L’étude met en lumière d’importantes disparités générationnelles. Les 18-24 ans constituent le public le plus engagé avec 74 % d’utilisateurs. Ce taux diminue progressivement avec l’âge : 55 % pour les 25-34 ans, 39 % pour les 35-44 ans, 35 % pour les 45-59 ans, et enfin 17 % pour les 60-75 ans. Du côté des catégories socioprofessionnelles, les cadres supérieurs affichent une utilisation élevée s’élevant à 64 %.
Pour les utilisateurs réguliers, la fréquence d’utilisation est soutenue. Plus de trois quarts d’entre eux y ont recours chaque semaine. De surcroît, 21 % des actifs et étudiants manipulent ces solutions plusieurs fois par jour.
Quels sont les outils d’IA générative les plus populaires ?
Sur le plan des applications, la plateforme d’OpenAI domine largement le marché français. En janvier 2025, 66 % des utilisateurs d’IA générative se tournent vers la version gratuite de ChatGPT. Les déclinaisons payantes de ce même service atteignent quant à elles 14 %.
D’autres solutions technologiques s’imposent dans les habitudes des Français. Gemini de Google est plébiscité par 30 % des utilisateurs, tandis que Copilot de Microsoft rassemble 17 % des suffrages. Dans la catégorie des outils spécialisés ou locaux, DeepL est utilisé par 12 % des répondants, et la solution française Mistral AI recueille 6 % des préférences.
Dans quelles situations concrètes les Français utilisent-ils l’IA ?
Les applications pratiques de l’intelligence artificielle générative se concentrent principalement sur la recherche d’informations et le traitement textuel. La recherche arrive en tête des usages avec 48 % des citations, suivie de l’aide à la rédaction de courriers et de mails (38 %), de la traduction (36 %), de la correction de textes (32 %) et de la synthèse de documents (31 %).
Les usagers s’emparent également de ces technologies pour des tâches créatives ou exploratoires.

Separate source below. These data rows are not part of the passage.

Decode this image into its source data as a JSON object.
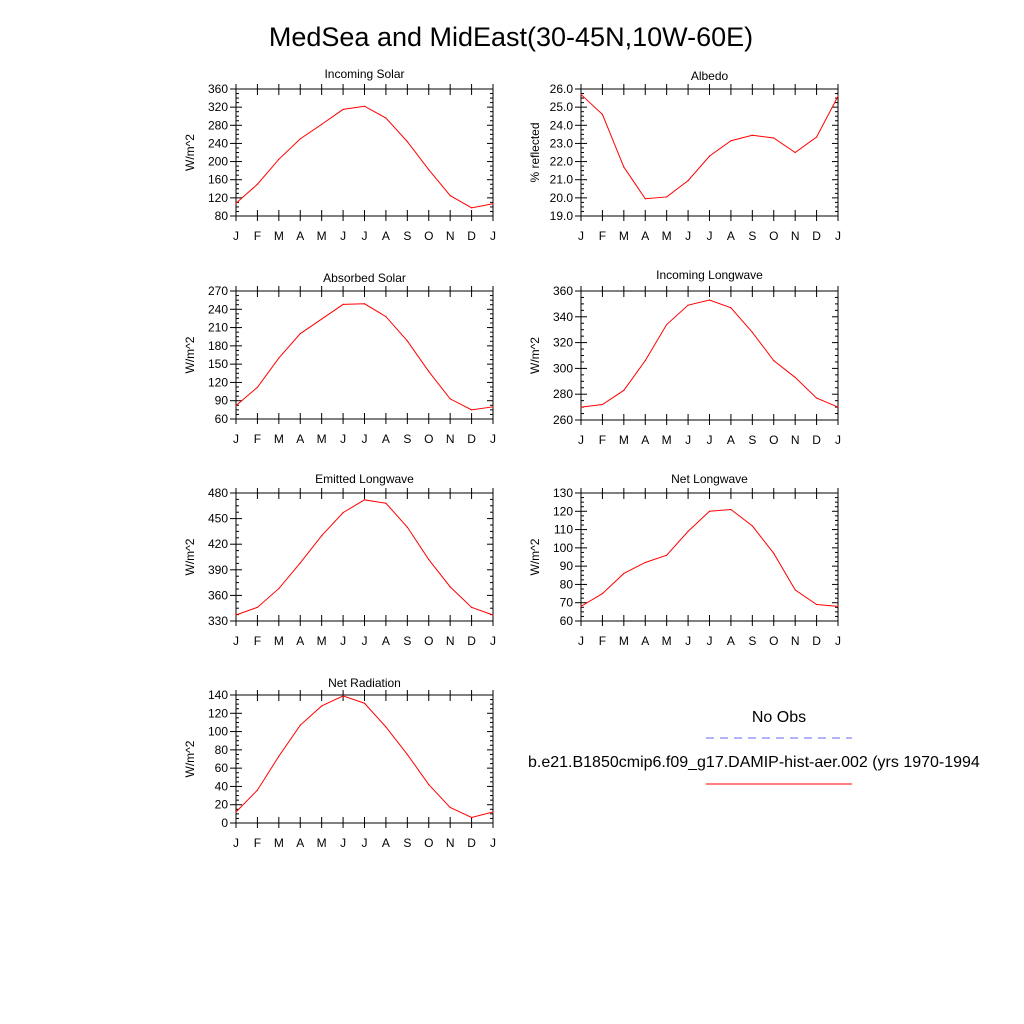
{
  "page_title": "MedSea and MidEast(30-45N,10W-60E)",
  "month_labels": [
    "J",
    "F",
    "M",
    "A",
    "M",
    "J",
    "J",
    "A",
    "S",
    "O",
    "N",
    "D",
    "J"
  ],
  "legend": {
    "obs_label": "No Obs",
    "obs_color": "#6666ff",
    "model_label": "b.e21.B1850cmip6.f09_g17.DAMIP-hist-aer.002 (yrs 1970-1994",
    "model_color": "#ff0000"
  },
  "chart_data": [
    {
      "type": "line",
      "title": "Incoming Solar",
      "ylabel": "W/m^2",
      "xlabel": "",
      "ylim": [
        80,
        360
      ],
      "yticks": [
        "80",
        "120",
        "160",
        "200",
        "240",
        "280",
        "320",
        "360"
      ],
      "series": [
        {
          "values": [
            108,
            150,
            205,
            250,
            282,
            315,
            322,
            296,
            244,
            182,
            125,
            98,
            107
          ]
        }
      ]
    },
    {
      "type": "line",
      "title": "Albedo",
      "ylabel": "% reflected",
      "xlabel": "",
      "ylim": [
        19.0,
        26.0
      ],
      "yticks": [
        "19.0",
        "20.0",
        "21.0",
        "22.0",
        "23.0",
        "24.0",
        "25.0",
        "26.0"
      ],
      "series": [
        {
          "values": [
            25.7,
            24.6,
            21.7,
            19.95,
            20.05,
            20.95,
            22.3,
            23.15,
            23.45,
            23.3,
            22.5,
            23.35,
            25.6
          ]
        }
      ]
    },
    {
      "type": "line",
      "title": "Absorbed Solar",
      "ylabel": "W/m^2",
      "xlabel": "",
      "ylim": [
        60,
        270
      ],
      "yticks": [
        "60",
        "90",
        "120",
        "150",
        "180",
        "210",
        "240",
        "270"
      ],
      "series": [
        {
          "values": [
            82,
            112,
            160,
            200,
            224,
            248,
            249,
            228,
            188,
            138,
            93,
            75,
            80
          ]
        }
      ]
    },
    {
      "type": "line",
      "title": "Incoming Longwave",
      "ylabel": "W/m^2",
      "xlabel": "",
      "ylim": [
        260,
        360
      ],
      "yticks": [
        "260",
        "280",
        "300",
        "320",
        "340",
        "360"
      ],
      "series": [
        {
          "values": [
            270,
            272,
            283,
            306,
            334,
            349,
            353,
            347,
            328,
            306,
            293,
            277,
            270
          ]
        }
      ]
    },
    {
      "type": "line",
      "title": "Emitted Longwave",
      "ylabel": "W/m^2",
      "xlabel": "",
      "ylim": [
        330,
        480
      ],
      "yticks": [
        "330",
        "360",
        "390",
        "420",
        "450",
        "480"
      ],
      "series": [
        {
          "values": [
            337,
            346,
            368,
            398,
            430,
            457,
            472,
            468,
            440,
            402,
            370,
            346,
            337
          ]
        }
      ]
    },
    {
      "type": "line",
      "title": "Net Longwave",
      "ylabel": "W/m^2",
      "xlabel": "",
      "ylim": [
        60,
        130
      ],
      "yticks": [
        "60",
        "70",
        "80",
        "90",
        "100",
        "110",
        "120",
        "130"
      ],
      "series": [
        {
          "values": [
            68,
            75,
            86,
            92,
            96,
            109,
            120,
            121,
            112,
            97,
            77,
            69,
            68
          ]
        }
      ]
    },
    {
      "type": "line",
      "title": "Net Radiation",
      "ylabel": "W/m^2",
      "xlabel": "",
      "ylim": [
        0,
        140
      ],
      "yticks": [
        "0",
        "20",
        "40",
        "60",
        "80",
        "100",
        "120",
        "140"
      ],
      "series": [
        {
          "values": [
            12,
            36,
            73,
            107,
            128,
            139,
            131,
            105,
            75,
            42,
            17,
            6,
            12
          ]
        }
      ]
    }
  ]
}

La génération d’idées nouvelles concerne 35 % des utilisateurs, la création d’images 29 %, et l’exploration de sujets complexes 28 %.
Quels sont les principaux risques et limites redoutés face à ces technologies ?
L’adoption de ces solutions s’accompagne de préoccupations marquées quant à leurs dérives. La propagation de fausses informations représente le risque principal pour 49 % des personnes interrogées. La dépendance technologique et la baisse des capacités cognitives inquiètent 44 % du panel, tandis que l’utilisation de données non fiables préoccupe 43 % des utilisateurs. Enfin, l’impact de ces outils sur l’emploi est redouté par 41 % des répondants. Par ailleurs, 19 % des Français se déclarent préoccupés par l’impact environnemental de ces solutions.
Ces observations comportent une limite méthodologique inhérente au champ de l’enquête : l’échantillon se restreint aux adultes de 18 à 75 ans, excluant de fait les mineurs et les personnes de plus de 75 ans dont les pratiques spécifiques n’apparaissent pas dans ces résultats.
L’intégration de l’intelligence artificielle générative dans le quotidien des Français s’ancre désormais dans des pratiques concrètes, dominées par la recherche et l’écriture, tout en soulevant des interrogations légitimes sur la fiabilité et la sécurité des données.